На следующий день, когда я приехал в порт, теплоход стоял у стенки. Уже был спущен трап. На палубе стояла стройная молодая женщина в больших темных очках. На руках у нее была девочка годиков двух. И девочка и мама встречали меня взглядами.

«Про ребенка Борис ничего не говорил, ну да такие дела быстро делаются», — подумал я, подходя к трапу.

— Вы Сергей? — спросила женщина. — Я получила Борину радиограмму.
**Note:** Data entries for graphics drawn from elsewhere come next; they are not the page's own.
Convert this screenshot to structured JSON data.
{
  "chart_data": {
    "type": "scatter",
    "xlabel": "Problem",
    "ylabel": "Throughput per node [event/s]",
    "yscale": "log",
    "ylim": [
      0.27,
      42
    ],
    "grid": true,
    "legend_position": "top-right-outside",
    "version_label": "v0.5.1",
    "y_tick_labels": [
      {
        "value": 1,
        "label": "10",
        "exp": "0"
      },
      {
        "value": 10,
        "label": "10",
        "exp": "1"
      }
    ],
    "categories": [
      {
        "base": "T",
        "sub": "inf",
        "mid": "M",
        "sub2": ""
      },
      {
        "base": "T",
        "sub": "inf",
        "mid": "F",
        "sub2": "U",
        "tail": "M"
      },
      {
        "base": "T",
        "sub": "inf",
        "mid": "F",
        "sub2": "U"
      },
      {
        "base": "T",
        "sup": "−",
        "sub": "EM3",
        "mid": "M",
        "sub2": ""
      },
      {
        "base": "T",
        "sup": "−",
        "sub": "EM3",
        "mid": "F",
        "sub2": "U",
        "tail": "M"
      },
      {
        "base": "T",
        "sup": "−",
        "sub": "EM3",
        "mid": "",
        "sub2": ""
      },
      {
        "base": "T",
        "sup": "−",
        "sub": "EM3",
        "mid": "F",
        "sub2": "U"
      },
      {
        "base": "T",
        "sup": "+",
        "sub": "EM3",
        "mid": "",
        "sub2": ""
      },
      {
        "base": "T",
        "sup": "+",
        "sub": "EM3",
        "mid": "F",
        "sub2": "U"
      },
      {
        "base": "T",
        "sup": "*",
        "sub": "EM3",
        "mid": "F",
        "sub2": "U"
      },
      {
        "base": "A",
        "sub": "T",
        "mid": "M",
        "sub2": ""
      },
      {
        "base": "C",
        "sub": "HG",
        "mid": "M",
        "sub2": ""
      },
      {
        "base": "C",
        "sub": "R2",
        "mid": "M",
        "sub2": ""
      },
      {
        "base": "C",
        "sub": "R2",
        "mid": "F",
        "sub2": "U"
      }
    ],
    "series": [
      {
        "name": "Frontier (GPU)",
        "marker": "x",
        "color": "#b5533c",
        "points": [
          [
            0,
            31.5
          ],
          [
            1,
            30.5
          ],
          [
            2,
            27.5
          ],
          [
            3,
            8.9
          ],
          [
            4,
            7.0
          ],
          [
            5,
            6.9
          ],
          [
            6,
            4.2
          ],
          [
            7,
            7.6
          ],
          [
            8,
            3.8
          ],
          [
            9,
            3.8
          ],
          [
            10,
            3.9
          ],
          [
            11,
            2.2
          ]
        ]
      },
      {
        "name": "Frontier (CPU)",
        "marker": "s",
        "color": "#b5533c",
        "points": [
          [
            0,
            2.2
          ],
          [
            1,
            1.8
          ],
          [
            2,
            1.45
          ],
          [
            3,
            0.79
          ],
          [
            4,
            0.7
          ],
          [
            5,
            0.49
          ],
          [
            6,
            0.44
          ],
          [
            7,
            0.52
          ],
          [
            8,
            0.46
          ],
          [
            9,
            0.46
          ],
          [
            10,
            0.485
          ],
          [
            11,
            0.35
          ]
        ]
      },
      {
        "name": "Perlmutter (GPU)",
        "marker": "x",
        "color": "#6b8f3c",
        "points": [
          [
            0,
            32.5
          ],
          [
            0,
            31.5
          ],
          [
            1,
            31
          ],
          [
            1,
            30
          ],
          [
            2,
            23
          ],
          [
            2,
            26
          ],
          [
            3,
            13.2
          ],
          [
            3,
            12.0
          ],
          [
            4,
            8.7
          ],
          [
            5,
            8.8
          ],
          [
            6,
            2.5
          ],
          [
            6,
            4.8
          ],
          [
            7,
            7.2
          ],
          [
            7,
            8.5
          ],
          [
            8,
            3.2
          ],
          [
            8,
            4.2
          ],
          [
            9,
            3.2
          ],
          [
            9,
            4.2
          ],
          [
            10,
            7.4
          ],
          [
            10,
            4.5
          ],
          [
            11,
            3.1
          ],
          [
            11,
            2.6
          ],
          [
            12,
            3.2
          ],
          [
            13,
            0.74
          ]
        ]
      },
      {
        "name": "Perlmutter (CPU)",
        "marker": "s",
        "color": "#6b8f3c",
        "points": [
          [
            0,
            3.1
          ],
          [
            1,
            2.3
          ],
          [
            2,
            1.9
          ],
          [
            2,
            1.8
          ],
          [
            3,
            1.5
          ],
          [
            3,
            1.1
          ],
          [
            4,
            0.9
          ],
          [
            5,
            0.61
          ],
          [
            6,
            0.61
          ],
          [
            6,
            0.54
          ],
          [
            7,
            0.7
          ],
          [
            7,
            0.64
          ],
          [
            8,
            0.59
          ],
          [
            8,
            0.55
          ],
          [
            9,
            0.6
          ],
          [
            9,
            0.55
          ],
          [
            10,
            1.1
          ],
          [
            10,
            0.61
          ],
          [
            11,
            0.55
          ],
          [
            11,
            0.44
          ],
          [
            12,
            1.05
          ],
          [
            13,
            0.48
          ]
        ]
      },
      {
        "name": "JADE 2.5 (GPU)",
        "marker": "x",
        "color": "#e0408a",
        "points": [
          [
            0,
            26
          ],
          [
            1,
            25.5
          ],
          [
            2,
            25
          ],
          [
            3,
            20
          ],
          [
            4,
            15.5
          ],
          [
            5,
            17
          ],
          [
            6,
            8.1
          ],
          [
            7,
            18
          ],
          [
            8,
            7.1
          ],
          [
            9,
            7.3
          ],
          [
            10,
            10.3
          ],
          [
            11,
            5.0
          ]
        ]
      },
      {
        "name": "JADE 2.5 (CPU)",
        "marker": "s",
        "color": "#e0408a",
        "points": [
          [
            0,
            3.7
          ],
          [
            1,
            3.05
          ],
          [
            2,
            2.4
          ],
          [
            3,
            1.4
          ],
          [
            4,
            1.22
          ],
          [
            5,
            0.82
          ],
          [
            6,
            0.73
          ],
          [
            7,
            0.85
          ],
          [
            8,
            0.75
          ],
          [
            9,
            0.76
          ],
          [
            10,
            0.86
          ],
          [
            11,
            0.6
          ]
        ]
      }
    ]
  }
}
— Да, а вы Елена? — в свою очередь показал и я свою осведомленность.

— А как зовут маленькую?

— Дашенька, — ответила Лена и звонко чмокнула ребенка в щечку. Девочка счастливо рассмеялась. — Вещи мы уже на палубу вынесли. Дашенька, беги, скажи маме что дядя Сережа пришел, можно идти.

— ???

— Это ребенок моей попутчицы, — пояснила Лена, — вместе едем. Кроме Дашеньки, у нее еще младенец шестимесячный, а я с Дашенькой за дорогу подружилась. Давайте поможем им на такси сесть. Ее родители, пожилые люди, в Калинине живут и не смогли встретить.

В проеме двери появились женщина с ребенком и Дашенька.

— Пошли!

В этот же вечер я отправил Елену в Москву поездом. Жизнь бежала своим чередом, и я забыл о ней. Пока через два года опять не позвонил Борис.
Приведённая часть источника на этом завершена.